# Calculating Potential from Field

1. Feb 14, 2010

### Ron Burgundy

1. The problem statement, all variables and given/known data

A nonconducting sphere has radius R=2.31 cm and uniformly distributed charge q=+3.50 fC. Take the electric potential at the sphere's center to be V0=0. What is V at radial distance r = 1.45cm?

2. Relevant equations
E= $$\frac{kqr}{R^3}$$

$$\Delta$$V=-$$\int$$E*ds

3. The attempt at a solution

E = $$\frac{k(3.5*10-15C)(.0145m)}{(.0231m)^3}$$
E = 3.70*10-2 V/m

$$\Delta$$V=-$$\int$$3.70*10-2 V/m * ds
$$\Delta$$V=-3.70*10-2 V/m * .0145 m

$$\Delta$$V = -5.365*10-4

That's not right according to the book. I keep getting double the right answer when I do problems with electric potential and I can't figure out why.

2. Feb 14, 2010

### kuruman

The problem asks you to find V not ΔV. Don't forget that the electric potential is zero at infinity. To do it right you must take the integral from infinity to 1.45 cm which means that you need to do two integrals because the electric field changes at r = 2.31 cm.

3. Feb 14, 2010

### Ron Burgundy

That doesn't really make sense to me. Are you saying I should take the integral from infinity to .0231 m using $$\frac{kq}{r^2}$$ for the electric field and then add the integral from .0231 m to .0145 m using $$\frac{kqr}{R^3}$$? That doesn't produce the right answer. However, using the integral from 0 to .0145 m of $$\frac{kqr}{R^3}$$ works. The problem is that I'm still not really understanding why it works.

4. Feb 14, 2010

### ideasrule

No, I think kuruman misread the question. The question does ask for delta-V, not for V.

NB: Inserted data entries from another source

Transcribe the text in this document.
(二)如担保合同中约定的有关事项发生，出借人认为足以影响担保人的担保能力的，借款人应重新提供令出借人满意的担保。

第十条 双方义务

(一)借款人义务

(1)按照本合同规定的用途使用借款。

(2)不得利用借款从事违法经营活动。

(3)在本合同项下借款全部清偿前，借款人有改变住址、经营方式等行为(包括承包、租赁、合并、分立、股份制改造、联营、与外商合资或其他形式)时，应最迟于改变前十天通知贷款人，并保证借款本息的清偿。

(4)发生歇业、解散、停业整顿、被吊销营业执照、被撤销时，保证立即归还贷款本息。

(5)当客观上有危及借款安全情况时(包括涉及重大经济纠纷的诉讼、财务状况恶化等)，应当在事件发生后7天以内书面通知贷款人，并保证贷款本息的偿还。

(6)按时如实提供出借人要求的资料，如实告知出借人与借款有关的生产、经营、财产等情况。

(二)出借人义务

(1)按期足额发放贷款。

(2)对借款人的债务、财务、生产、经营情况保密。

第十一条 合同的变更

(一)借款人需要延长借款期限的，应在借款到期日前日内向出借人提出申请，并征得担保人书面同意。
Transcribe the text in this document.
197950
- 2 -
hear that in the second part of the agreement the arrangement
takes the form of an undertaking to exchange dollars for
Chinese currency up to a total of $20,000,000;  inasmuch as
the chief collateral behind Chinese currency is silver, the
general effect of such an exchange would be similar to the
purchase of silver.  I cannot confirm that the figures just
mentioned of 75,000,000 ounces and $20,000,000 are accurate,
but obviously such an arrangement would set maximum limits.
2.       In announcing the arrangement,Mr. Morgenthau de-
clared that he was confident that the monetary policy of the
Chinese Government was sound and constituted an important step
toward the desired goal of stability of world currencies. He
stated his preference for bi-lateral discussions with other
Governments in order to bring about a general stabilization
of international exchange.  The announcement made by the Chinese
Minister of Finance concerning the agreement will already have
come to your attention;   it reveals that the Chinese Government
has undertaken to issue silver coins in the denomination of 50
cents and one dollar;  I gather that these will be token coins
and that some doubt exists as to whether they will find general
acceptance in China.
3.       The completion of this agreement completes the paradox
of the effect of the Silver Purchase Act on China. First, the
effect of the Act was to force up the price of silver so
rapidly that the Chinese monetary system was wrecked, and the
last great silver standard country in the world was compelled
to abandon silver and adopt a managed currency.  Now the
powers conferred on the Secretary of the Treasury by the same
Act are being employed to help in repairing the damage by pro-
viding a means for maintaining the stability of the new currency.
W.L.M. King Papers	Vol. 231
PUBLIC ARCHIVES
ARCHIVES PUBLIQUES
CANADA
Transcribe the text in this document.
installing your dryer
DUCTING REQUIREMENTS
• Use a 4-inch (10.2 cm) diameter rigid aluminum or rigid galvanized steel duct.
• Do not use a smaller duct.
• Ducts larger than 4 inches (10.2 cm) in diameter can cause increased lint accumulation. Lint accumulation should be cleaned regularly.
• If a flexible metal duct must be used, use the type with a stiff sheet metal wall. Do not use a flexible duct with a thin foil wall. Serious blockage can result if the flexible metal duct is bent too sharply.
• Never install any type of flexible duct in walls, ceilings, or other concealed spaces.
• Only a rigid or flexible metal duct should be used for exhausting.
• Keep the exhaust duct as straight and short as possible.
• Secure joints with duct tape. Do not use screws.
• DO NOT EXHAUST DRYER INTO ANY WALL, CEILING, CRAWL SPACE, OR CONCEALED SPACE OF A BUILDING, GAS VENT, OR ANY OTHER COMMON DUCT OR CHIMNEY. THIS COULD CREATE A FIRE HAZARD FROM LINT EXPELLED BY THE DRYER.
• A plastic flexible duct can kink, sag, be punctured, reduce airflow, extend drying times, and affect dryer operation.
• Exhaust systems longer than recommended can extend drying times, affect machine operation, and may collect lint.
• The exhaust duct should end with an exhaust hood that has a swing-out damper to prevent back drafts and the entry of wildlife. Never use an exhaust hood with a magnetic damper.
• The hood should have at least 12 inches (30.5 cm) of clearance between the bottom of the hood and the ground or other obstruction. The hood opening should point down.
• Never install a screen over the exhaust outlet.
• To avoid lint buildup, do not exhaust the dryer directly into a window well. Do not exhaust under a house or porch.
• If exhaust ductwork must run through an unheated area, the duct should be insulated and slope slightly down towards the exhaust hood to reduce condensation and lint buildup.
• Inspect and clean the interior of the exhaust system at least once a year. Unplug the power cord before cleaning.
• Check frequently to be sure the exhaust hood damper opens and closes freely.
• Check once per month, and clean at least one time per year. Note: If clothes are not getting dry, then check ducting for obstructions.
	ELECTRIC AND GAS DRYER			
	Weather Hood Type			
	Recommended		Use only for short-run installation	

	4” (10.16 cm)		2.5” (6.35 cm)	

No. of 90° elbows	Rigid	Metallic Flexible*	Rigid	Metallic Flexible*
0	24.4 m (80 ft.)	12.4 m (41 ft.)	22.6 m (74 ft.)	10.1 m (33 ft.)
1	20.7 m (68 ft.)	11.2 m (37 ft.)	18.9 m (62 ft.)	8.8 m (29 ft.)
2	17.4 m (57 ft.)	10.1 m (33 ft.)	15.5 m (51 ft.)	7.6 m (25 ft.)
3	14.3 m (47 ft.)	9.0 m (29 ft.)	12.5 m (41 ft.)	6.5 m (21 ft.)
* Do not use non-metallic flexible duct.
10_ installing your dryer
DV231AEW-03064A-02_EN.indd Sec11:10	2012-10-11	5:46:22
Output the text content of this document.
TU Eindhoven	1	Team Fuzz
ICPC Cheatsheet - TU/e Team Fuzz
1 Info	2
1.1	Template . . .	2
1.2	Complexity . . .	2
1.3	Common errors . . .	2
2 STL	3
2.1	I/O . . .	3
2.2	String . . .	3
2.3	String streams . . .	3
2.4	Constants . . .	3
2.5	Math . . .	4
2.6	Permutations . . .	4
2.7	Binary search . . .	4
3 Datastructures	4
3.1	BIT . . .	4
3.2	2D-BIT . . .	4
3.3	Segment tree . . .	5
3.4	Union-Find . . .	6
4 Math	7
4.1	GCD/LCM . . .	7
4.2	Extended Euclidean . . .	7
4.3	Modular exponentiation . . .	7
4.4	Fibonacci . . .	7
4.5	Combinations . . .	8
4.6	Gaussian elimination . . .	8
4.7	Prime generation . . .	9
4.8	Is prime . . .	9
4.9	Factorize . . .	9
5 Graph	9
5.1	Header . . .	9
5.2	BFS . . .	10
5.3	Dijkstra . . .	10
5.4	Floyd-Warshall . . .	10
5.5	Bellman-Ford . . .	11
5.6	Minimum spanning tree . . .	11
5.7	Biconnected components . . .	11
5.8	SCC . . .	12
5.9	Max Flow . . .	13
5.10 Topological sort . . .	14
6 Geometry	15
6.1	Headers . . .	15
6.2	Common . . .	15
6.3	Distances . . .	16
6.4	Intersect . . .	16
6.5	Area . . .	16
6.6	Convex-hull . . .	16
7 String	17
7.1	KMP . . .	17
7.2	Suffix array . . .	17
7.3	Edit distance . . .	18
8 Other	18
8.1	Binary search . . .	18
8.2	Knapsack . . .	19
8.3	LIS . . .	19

Electric field is kq/r^2, but q is not constant; the larger r is, the larger q is. Try expressing q in terms of R, r, and Q.

5. Feb 14, 2010

### kuruman

Sorry, I misread the question. I agree with ideasrule. The electric field inside the sphere is not constant. If E = kQr/R3 inside, then that is the expression that you must put in the integral and integrate from zero to 2.31.